At one point, Knight and Quillan do a Tarzan style rope fly over a pit of alligators and one of them declares upon seeing one of the natives, "I've seen better heads on totem poles". At just over an hour, this is a throwback to the types of musicals that were being done in the early 1930's, giving the two sidekicks even a brief opportunity to break into "Singin' in the Rain". An opening sequence with Larry Keating as himself hosting a radio show and interviewing Gargan about his occupation is pointless and includes audience laughter over things that just aren't funny.

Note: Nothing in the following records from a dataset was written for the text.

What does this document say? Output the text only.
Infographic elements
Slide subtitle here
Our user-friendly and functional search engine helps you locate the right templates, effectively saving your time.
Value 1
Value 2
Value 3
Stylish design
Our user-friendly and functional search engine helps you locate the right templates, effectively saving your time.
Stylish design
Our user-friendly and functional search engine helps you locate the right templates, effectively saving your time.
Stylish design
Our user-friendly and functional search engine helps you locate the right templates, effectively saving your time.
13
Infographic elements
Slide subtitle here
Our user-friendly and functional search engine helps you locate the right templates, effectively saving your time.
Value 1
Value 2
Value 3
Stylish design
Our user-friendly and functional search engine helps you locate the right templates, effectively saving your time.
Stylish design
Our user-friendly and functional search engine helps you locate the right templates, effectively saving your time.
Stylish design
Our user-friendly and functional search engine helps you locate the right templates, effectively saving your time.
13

The dance numbers themselves aren't bad, but they certainly are ridiculously bad with supposed Polynesian women looking whiter than the unwelcome visitors. In trying to be poetic, the screenplay ends up sounding more pathetic.
As I often say for this kind of rare material from the forties, this is rather good stuff, entertaining enough to keep you awake, preventing you from switching the TV set button off. Jungle, treasure search, wild natives, beautiful gals, enchanting songs from the islands, nothing really new here, except maybe lots of charm and nostalgia for this lost cinema. So useless to spend your lifetime to purchase it, unless you are a very dedicated gem searcher, a true moviemaniac...
I received this DVD without asking for it. It was there, among a batch of other items. I guess this was the kind of stuff which was shown to the GI's from Europe and the Pacific, back in 1945. Enternainment for the troops. Nothing more.
But if you get it, Watch this feature, just for the fun. Don't throw it in the garbage can, as I would do with the new TRANSFORMERS crap. Another time, another waste.